Et dès le 15 août, la nouvelle municipalité s’est empressée de demander un coup de pouce de l’État. “Il ne serait pas concevable que les moyens humains nécessaires – notamment de police nationale – n’accompagnent pas les mesures fortes annoncées par le préfet”, souligne la Ville de Marseille dans un communiqué de presse. Deux jours plus tard, une compagnie de 130 CRS a aussitôt débarqué dans la cité phocéenne pour contrôler les Marseillais. L’opération serait déjà un franc succès. “À ce jour, nous notons une amélioration progressive de la situation : en effet, dans certaines zones le port du masque est respecté à 75 % ou 80 %”, nous affirme la préfecture de police. Sur le Vieux-Port, un imposant CRS, un peu lassé de répondre aux journalistes, confirme les propos de sa hiérarchie : “Globalement, ici les gens portent le masque. D’ailleurs, on fait plus de prévention que de verbalisation. C’est principalement des touristes, on ne veut pas assassiner leurs vacances… Par contre, si on nous prend de haut : ça tombe.”
« Fixation » au coude
Mais plus on s’écarte des zones touristiques, plus les visages se découvrent. En remontant le Cours Lieutaud, Emma porte nonchalamment le masque sur son menton. “Obligatoire ? s’étonne l’étudiante de 25 ans. Je croyais que c’était seulement dans quelques rues ! ” Notre CRS s’agace justement de ne pas contrôler en dehors des spots touristiques. “On nous fait patrouiller sur le Vieux-Port là où tout va bien, alors que trois rues plus loin on sait que les gens ne portent pas le masque”, peste-t-il.

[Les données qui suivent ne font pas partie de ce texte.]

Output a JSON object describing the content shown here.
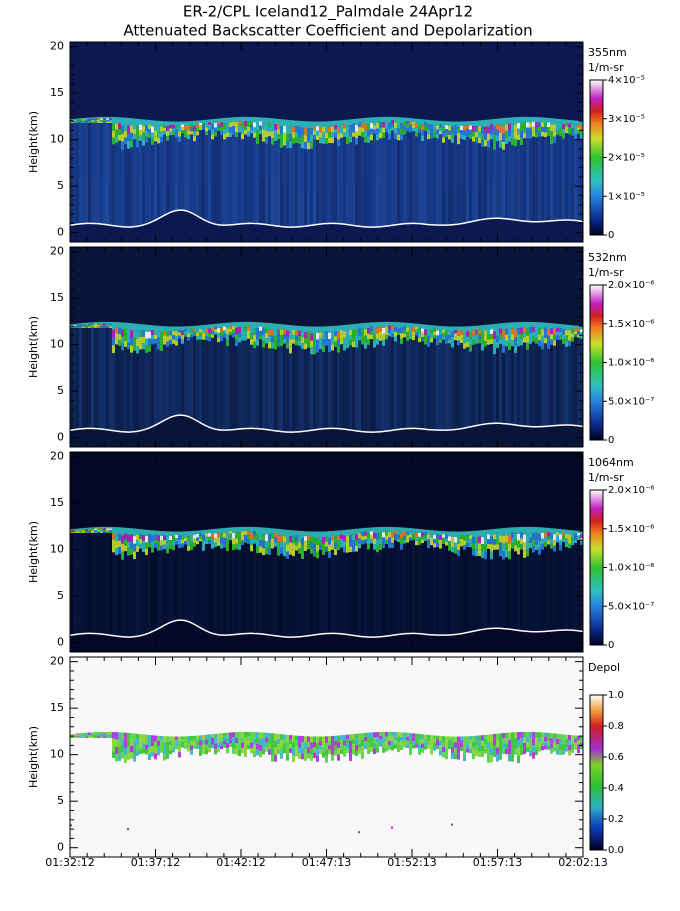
{
  "title": "ER-2/CPL Iceland12_Palmdale 24Apr12",
  "subtitle": "Attenuated Backscatter Coefficient and Depolarization",
  "chart_data": [
    {
      "type": "heatmap",
      "ylabel": "Height(km)",
      "ylim": [
        -1,
        20.5
      ],
      "yticks": [
        0,
        5,
        10,
        15,
        20
      ],
      "colorbar": {
        "title": "355nm",
        "units": "1/m-sr",
        "lim": [
          0,
          4e-05
        ],
        "ticks": [
          0,
          {
            "value": 1e-05,
            "label": "1×10⁻⁵"
          },
          {
            "value": 2e-05,
            "label": "2×10⁻⁵"
          },
          {
            "value": 3e-05,
            "label": "3×10⁻⁵"
          },
          {
            "value": 4e-05,
            "label": "4×10⁻⁵"
          }
        ]
      }
    },
    {
      "type": "heatmap",
      "ylabel": "Height(km)",
      "ylim": [
        -1,
        20.5
      ],
      "yticks": [
        0,
        5,
        10,
        15,
        20
      ],
      "colorbar": {
        "title": "532nm",
        "units": "1/m-sr",
        "lim": [
          0,
          2e-06
        ],
        "ticks": [
          0,
          {
            "value": 5e-07,
            "label": "5.0×10⁻⁷"
          },
          {
            "value": 1e-06,
            "label": "1.0×10⁻⁶"
          },
          {
            "value": 1.5e-06,
            "label": "1.5×10⁻⁶"
          },
          {
            "value": 2e-06,
            "label": "2.0×10⁻⁶"
          }
        ]
      }
    },
    {
      "type": "heatmap",
      "ylabel": "Height(km)",
      "ylim": [
        -1,
        20.5
      ],
      "yticks": [
        0,
        5,
        10,
        15,
        20
      ],
      "colorbar": {
        "title": "1064nm",
        "units": "1/m-sr",
        "lim": [
          0,
          2e-06
        ],
        "ticks": [
          0,
          {
            "value": 5e-07,
            "label": "5.0×10⁻⁷"
          },
          {
            "value": 1e-06,
            "label": "1.0×10⁻⁶"
          },
          {
            "value": 1.5e-06,
            "label": "1.5×10⁻⁶"
          },
          {
            "value": 2e-06,
            "label": "2.0×10⁻⁶"
          }
        ]
      }
    },
    {
      "type": "depol",
      "ylabel": "Height(km)",
      "ylim": [
        -1,
        20.5
      ],
      "yticks": [
        0,
        5,
        10,
        15,
        20
      ],
      "colorbar": {
        "title": "Depol",
        "lim": [
          0,
          1
        ],
        "ticks": [
          {
            "value": 0,
            "label": "0.0"
          },
          0.2,
          0.4,
          0.6,
          0.8,
          {
            "value": 1,
            "label": "1.0"
          }
        ]
      },
      "xticks": [
        "01:32:12",
        "01:37:12",
        "01:42:12",
        "01:47:13",
        "01:52:13",
        "01:57:13",
        "02:02:13"
      ]
    }
  ]
}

Un respect à géométrie variable que reconnaît la préfecture. Sans évoquer des premiers dérapages de la police auxquels nous avons pu assister : comme la verbalisation d’une personne faisant la manche sur le cours Julien.
“Selon les moments de la journée, ou dans des lieux plus éloignés du centre-ville, la règle est insuffisamment observée […] Pour ce faire, les forces de l’ordre joueront ici encore un rôle en cas de besoin« , martèle la préfecture. La facture peut s’avérer salée : 135 euros puis jusqu’à 1500 euros en cas de récidive dans les 15 jours et jusqu’à 6 mois d’emprisonnement et 3750 euros d’amendes pour les plus obstinés. Alors, les Marseillais joueront-ils le jeu ? En tout cas, pas le plus célèbre d’entre eux. Le professeur Raoult regrette l’obligation de porter des masques en extérieur et craint une « fixation » générant des « conflits » tout en questionnant l’ampleur et la morbidité de l’épidémie. Dans la rue, où nombreux sont toujours ceux qui portent leur masque au coude, certains en ont déjà assez. « Je suis allé me réfugier dans un café pour qu’on me laisse tranquille avec ça”, avoue Clémentine. Barmaid de profession, elle sait mieux que quiconque la respiration qu’offre un verre en terrasse.